Só que então vêm os arautos da vida simples, sem as benesses da tecnologia, eternos críticos da "sociedade de consumo" -- esquecendo que para haver consumo tem de haver produção e, para haver produção, só empregando pessoas. E dizem: "Onde já se viu, carro popular com direção assistida, ar-condicionado, tudo-elétrico, que dá 160 km/h?"

Foi a mensagem dada pelo governo que assumirá em janeiro: um carro popular, despojado e barato, em que tamanho -- neste caso, cilindrada de motor -- não seja mais documento. Significa mexer em toda a indústria automobilística, mais uma vez.

Como se não bastassem os motores de 1,0 litro jogados na lata do lixo da noite para o dia no final de julho último, quando os carros de 1,0 a 2,0 litros foram incentivados por forte redução de imposto e seus preços se aproximaram dos de motor 1,0-litro. Motores modernos, de caro desenvolvimento, como os do Fiesta Supercharger e Gol/Parati Turbo, tornaram-se quase inviáveis diante dos menos eficientes 1,6-litro de cada marca. E a questão não se resume à motorização.

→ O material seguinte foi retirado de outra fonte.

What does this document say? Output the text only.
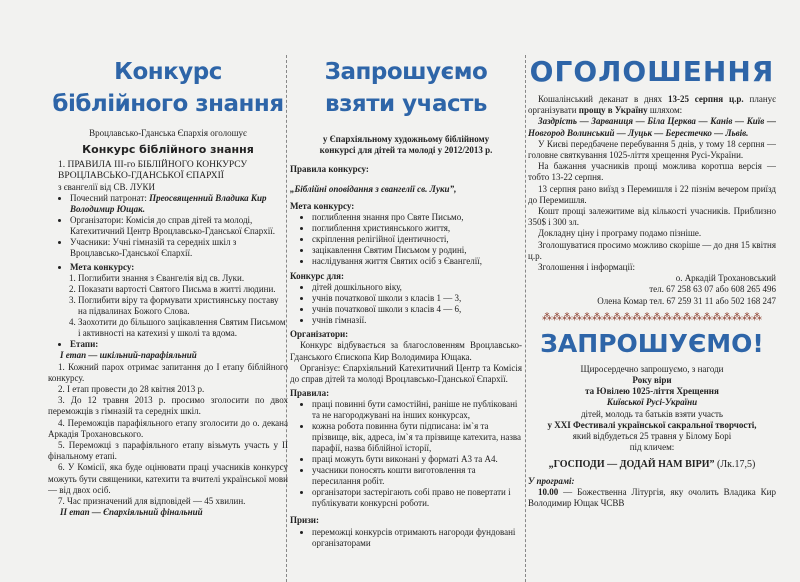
Конкурс біблійного знання

Вроцлавсько-Гданська Єпархія оголошує

Конкурс біблійного знання

1. ПРАВИЛА ІІІ-го БІБЛІЙНОГО КОНКУРСУ ВРОЦЛАВСЬКО-ГДАНСЬКОЇ ЄПАРХІЇ

з євангелії від СВ. ЛУКИ

• Почесний патронат: Преосвященний Владика Кир Володимир Ющак.
• Організатори: Комісія до справ дітей та молоді, Катехитичний Центр Вроцлавсько-Гданської Єпархії.
• Учасники: Учні гімназій та середніх шкіл з Вроцлавсько-Гданської Єпархії.
• Мета конкурсу:
1. Поглибити знання з Євангелія від св. Луки.
2. Показати вартості Святого Письма в житті людини.
3. Поглибити віру та формувати християнську поставу на підвалинах Божого Слова.
4. Заохотити до більшого зацікавлення Святим Письмом і активності на катехизі у школі та вдома.
• Етапи:

І етап — шкільний-парафіяльний

1. Кожний парох отримає запитання до І етапу біблійного конкурсу.

2. І етап провести до 28 квітня 2013 р.

3. До 12 травня 2013 р. просимо зголосити по двох переможців з гімназій та середніх шкіл.

4. Переможців парафіяльного етапу зголосити до о. декана Аркадія Трохановського.

5. Переможці з парафіяльного етапу візьмуть участь у ІІ фінальному етапі.

6. У Комісії, яка буде оцінювати праці учасників конкурсу можуть бути священики, катехити та вчителі української мови — від двох осіб.

7. Час призначений для відповідей — 45 хвилин.

ІІ етап — Єпархіяльний фінальний

Запрошуємо взяти участь

у Єпархіяльному художньому біблійному конкурсі для дітей та молоді у 2012/2013 р.

Правила конкурсу:

„Біблійні оповідання з євангелії св. Луки”,

Мета конкурсу:

• поглиблення знання про Святе Письмо,
• поглиблення християнського життя,
• скріплення релігійної ідентичності,
• зацікавлення Святим Письмом у родині,
• наслідування життя Святих осіб з Євангелії,

Конкурс для:

• дітей дошкільного віку,
• учнів початкової школи з класів 1 — 3,
• учнів початкової школи з класів 4 — 6,
• учнів гімназії.

Організатори:

Конкурс відбувається за благословенням Вроцлавсько-Гданського Єпископа Кир Володимира Ющака.

Організує: Єпархіяльний Катехитичний Центр та Комісія до справ дітей та молоді Вроцлавсько-Гданської Єпархії.

Правила:

• праці повинні бути самостійні, раніше не публіковані та не нагороджувані на інших конкурсах,
• кожна робота повинна бути підписана: ім`я та прізвище, вік, адреса, ім`я та прізвище катехита, назва парафії, назва біблійної історії,
• праці можуть бути виконані у форматі А3 та А4.
• учасники поносять кошти виготовлення та пересилання робіт.
• організатори застерігають собі право не повертати і публікувати конкурсні роботи.

Призи:

• переможці конкурсів отримають нагороди фундовані організаторами
ОГОЛОШЕННЯ

Кошалінський деканат в днях 13-25 серпня ц.р. планує організувати прощу в Україну шляхом:

Заздрість — Зарваниця — Біла Церква — Канів — Київ — Новгород Волинський — Луцьк — Берестечко — Львів.

У Києві передбачене перебування 5 днів, у тому 18 серпня — головне святкування 1025-ліття хрещення Русі-України.

На бажання учасників прощі можлива коротша версія — тобто 13-22 серпня.

13 серпня рано виїзд з Перемишля і 22 пізнім вечером приїзд до Перемишля.

Кошт прощі залежитиме від кількості учасників. Приблизно 350$ і 300 зл.

Докладну ціну і програму подамо пізніше.

Зголошуватися просимо можливо скоріше — до дня 15 квітня ц.р.

Зголошення і інформації:

о. Аркадій Трохановський

тел. 67 258 63 07 або 608 265 496

Олена Комар тел. 67 259 31 11 або 502 168 247

⁂⁂⁂⁂⁂⁂⁂⁂⁂⁂⁂⁂⁂⁂⁂⁂⁂⁂⁂⁂⁂⁂
ЗАПРОШУЄМО!

Щиросердечно запрошуємо, з нагоди

Року віри

та Ювілею 1025-ліття Хрещення

Київської Русі-України

дітей, молодь та батьків взяти участь

у XXI Фестивалі української сакральної творчості,

який відбудеться 25 травня у Білому Борі

під кличем:

„ГОСПОДИ — ДОДАЙ НАМ ВІРИ” (Лк.17,5)

У програмі:

10.00 — Божественна Літургія, яку очолить Владика Кир Володимир Ющак ЧСВВ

Segundo O Estado de S.Paulo, Luís Marinho, presidente licenciado do Sindicato dos Metalúrgicos do ABC paulista, defende que o benefício tributário se concentre em automóveis de antiga geração como Gol, Uno e Santana, deixando de fora "modelos sofisticados", com "ar-condicionado, por exemplo".

Quando o Fusca começou de fato sua vida comercial na Alemanha de 1948, seu acabamento era austero, igual ao do carro que Adolf Hitler vislumbrara para o trabalhador alemão. O Fusca só decolaria depois que Heinrich Nordhoff, o executivo-chefe da Volkswagen, viesse a criar, menos de um ano depois, uma versão Exportação, cheia de pequenos requintes. Custava 5.450 marcos, 10% mais que o modelo básico. Foi o sucesso do qual todos somos testemunhas.

Exemplos similares constam de nossa história. Nos anos 60, o projeto dos carros populares fracassou porque muitos compradores, em busca de conforto e aparência, gastavam mais em acessórios pós-venda do que a vantagem que obtinham na compra. Mais recentemente pudemos acompanhar como modelos de entrada, como Mille e Celta, ganharam itens de conveniência reivindicados pelo consumidor. Este Fiat, aliás, oferece ar-condicionado desde 1992, quando um singelo retrovisor interno dia/noite ainda era opcional.

A mensagem neste tempo de transição de governo esquece um aspecto básico de marketing: a isca deve agradar ao peixe, não ao pescador. O rei-mercado pediu o "popular" de hoje e a indústria atendeu. E com louvor.

Ou será que vão propor a segunda ressurreição do Fusca?